Community Strategy Insights

The latest insights on community strategy, technology, and value by FeverBee’s founder, Richard Millington

Which Emotions Lead To Higher Levels Of Participation?

Richard Millington
Richard Millington

Founder of FeverBee

In political psychology, it’s known anger is the strongest emotion for increasing participation.

If you can make your audience mad about something, levels of participation increase.

The problem is you can’t control anger. People stay mad. They get madder. They transfer their anger from one issue to the next. Once you press that anger switch, you don’t know where you end up.

Yet ‘happy’ communities aren’t the most active neither. Pleasant, polite, uplifting, optimistic discussions don’t significantly increase participation in communities. In fact, polite communities are often considered boring. This deters participation.

Communities are stronger when they oscillate at the same emotional frequency. They’re stronger when members see others reacting in the same way as they are. But which emotion should it be?

Which discussions will you decide to initiate, facilitate, highlight, and otherwise draw attention to? Do you look for discussions tinged with fear, disgust, sadness, joy, ecstasy, terror, or amazement?
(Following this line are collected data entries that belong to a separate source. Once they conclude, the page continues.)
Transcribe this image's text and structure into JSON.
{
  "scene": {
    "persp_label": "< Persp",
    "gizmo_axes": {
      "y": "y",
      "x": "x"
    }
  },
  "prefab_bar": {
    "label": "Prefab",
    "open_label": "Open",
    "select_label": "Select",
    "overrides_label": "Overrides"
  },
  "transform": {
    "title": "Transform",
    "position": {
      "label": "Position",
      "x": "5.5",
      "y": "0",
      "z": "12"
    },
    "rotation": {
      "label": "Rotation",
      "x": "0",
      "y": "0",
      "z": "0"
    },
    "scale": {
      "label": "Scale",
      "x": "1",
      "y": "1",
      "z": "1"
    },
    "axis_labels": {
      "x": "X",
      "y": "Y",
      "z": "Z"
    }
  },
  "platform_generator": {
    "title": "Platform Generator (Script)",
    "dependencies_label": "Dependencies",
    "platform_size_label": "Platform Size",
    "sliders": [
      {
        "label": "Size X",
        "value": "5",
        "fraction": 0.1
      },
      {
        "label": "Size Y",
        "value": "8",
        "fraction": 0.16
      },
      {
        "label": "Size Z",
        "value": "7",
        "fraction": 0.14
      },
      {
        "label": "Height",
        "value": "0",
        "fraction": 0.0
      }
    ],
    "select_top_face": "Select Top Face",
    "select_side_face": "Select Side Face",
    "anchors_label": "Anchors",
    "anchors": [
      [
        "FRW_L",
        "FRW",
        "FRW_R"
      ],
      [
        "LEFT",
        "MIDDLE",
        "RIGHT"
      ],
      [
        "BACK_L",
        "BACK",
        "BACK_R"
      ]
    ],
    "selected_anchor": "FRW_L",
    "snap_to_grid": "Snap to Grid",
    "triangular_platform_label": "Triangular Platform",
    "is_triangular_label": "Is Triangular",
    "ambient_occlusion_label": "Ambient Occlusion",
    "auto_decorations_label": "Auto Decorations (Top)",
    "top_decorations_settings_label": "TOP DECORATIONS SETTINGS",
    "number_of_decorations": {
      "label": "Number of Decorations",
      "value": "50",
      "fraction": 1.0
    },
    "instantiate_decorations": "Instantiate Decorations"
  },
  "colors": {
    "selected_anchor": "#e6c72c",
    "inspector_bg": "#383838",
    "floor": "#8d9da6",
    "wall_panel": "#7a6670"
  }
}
More importantly, which emotion will you use when you create content, highlight relevant issues? What tone of voice will you embrace? What words will you use? Too formal/polite and you deter participation, too angry you might pull the pin on a loose grenade

We do know that more intense emotions lead to higher levels of participation. The answer therefore lies in the deeper levels of the Plutchik emotional wheel. Test different emotions. Use your subtle influence to test surprise, anxiety, anticipation, sadness, and joy.

Measure which lead to higher levels of participation and a stronger sense of community.